Ele já produziu mais de mil bonecos gigantes que se tornaram ícones do Carnaval de Olinda. Nesta conversa com a Algomais, Sílvio Botelho conta sobre sua trajetória na folia olindense e como suas produções ultrapassaram as ladeiras da cidade e hoje participam de eventos tão diversos como congressos, casamentos e até enterros.
Como foi sua infância em Olinda?
Nasci no bairro do Amparo. Vivi uma infância de família humilde. Meu pai era comerciante, minha mãe tinha vida doméstica, cuidava dos filhos. Mas chegamos a fazer o segundo grau completo, fiz alguns cursos técnicos, não passei no vestibular para medicina – eu queria ser médico – mas fiz cursos de laboratórios clínicos que poderiam me dar sustentação na área de saúde. De repente, descobri que eu desenhava bonitinho. O Carnaval sempre me fascinou e eu pequeno, nos anos 60, na Dantas Barreto, vi o Homem da Meia Noite passando num carro alegórico. Ele se curvou para a multidão e na minha imaginação ele teria dado boa noite para mim. E o gigante me fascinou. Logo depois veio a Mulher do Dia.

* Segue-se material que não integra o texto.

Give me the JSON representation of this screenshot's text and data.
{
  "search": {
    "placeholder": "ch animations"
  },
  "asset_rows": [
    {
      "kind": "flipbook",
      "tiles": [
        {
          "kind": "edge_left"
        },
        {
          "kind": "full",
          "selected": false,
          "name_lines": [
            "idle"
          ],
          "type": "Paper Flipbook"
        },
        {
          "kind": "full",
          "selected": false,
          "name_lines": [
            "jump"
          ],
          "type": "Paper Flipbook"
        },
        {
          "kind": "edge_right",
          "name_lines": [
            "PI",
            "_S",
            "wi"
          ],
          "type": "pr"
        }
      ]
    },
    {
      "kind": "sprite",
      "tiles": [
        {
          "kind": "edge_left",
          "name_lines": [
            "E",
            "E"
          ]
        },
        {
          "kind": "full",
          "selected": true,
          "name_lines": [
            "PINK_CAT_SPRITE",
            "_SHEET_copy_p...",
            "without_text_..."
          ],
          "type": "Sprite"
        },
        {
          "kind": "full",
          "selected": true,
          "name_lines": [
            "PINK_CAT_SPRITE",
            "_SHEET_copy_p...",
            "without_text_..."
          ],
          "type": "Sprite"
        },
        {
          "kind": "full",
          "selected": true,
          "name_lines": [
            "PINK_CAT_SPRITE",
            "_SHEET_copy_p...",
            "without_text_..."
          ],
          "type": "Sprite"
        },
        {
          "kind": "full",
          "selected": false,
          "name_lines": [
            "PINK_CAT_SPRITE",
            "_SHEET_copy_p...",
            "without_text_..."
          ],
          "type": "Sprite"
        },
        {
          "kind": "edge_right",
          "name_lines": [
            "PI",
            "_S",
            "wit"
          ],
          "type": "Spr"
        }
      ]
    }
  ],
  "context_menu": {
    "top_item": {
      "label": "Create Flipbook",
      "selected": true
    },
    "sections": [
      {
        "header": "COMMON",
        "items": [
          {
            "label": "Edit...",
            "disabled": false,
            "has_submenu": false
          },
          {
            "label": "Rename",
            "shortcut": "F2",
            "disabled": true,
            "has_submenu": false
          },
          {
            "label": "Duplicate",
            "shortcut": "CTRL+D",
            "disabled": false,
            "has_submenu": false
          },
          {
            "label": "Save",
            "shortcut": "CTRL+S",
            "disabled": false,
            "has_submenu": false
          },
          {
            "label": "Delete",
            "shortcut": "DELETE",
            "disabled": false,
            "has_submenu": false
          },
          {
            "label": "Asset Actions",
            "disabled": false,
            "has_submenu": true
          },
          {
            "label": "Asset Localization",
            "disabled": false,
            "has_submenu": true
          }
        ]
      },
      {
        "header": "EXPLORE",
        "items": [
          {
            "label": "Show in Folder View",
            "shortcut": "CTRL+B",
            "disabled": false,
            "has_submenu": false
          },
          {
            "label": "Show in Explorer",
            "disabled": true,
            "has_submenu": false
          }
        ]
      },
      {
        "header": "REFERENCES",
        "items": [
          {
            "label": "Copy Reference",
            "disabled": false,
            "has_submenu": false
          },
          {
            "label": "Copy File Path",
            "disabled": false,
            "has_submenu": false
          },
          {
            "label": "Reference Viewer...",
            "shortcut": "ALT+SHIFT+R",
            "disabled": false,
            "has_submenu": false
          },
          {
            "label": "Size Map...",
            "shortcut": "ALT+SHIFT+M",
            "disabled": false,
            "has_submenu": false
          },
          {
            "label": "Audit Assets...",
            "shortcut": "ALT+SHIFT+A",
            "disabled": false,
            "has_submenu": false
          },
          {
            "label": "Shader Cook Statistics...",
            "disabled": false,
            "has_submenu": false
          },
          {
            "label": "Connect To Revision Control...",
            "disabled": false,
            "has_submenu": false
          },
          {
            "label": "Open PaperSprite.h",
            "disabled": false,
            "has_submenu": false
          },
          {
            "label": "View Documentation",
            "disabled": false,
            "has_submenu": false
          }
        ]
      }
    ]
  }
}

Nessa época eu já estava envolvido com máscaras de Carnaval.
Como assim?
Aos 9 anos eu fazia máscaras para meus amigos. Fazia também pipa e castanholas para vender. Com os amigos que pediam máscaras eu trocava por bola de gude ou pião. E foi crescendo em mim essa magia do Carnaval. Meu pai era folião. Quando passei dos 15 anos já estava querendo abrir a porta para a clientela. A qualidade das minhas castanholas chamava a atenção e eu tinha vários clientes. Havia pessoas que ficavam esperando na frente da minha casa para que eu terminasse uma castanhola para poder comprar. Já havia encomenda para as máscaras. Começava a trabalhar do início de novembro até o Carnaval todos os dias para ganhar aquele dinheirinho. Também fazia esculturas entalhadas em madeira e vendia no Alto da Sé nos anos 70. Foi quando Ernani Lopes (presidente do bloco Menino da Tarde) pediu a Roque Fogueteiro (artesão) para fazer o boneco do Menino da Tarde. Roque disse: “não tenho mais saúde e idade para fazer, mas conheço um rapaz que sempre traz aqui os trabalhos dele para eu fazer a crítica e acho que ele pode te atender”. Ele foi até minha casa e perguntou se eu podia fazer um boneco tamanho gigante em papel. Respondi que fazia máscara, esculturas em madeiras, gesso e barro, mas de papel, nunca. Como se faz isso? Aí ele disse que o boneco seria parecido com o Homem da Meia Noite. Aí pensei que teria que fazer uma forma em barro. Quando preparei o barro e mostrei a Ernani ele disse: “é isso que eu quero, assim com a cara de menininho, para ser filho do Homem da Meia Noite com a Mulher do Dia”. O Menino da Tarde foi o terceiro boneco de Olinda. Ele saiu no Carnaval do final de dezembro de 1974 para 1975, já chamando a atenção.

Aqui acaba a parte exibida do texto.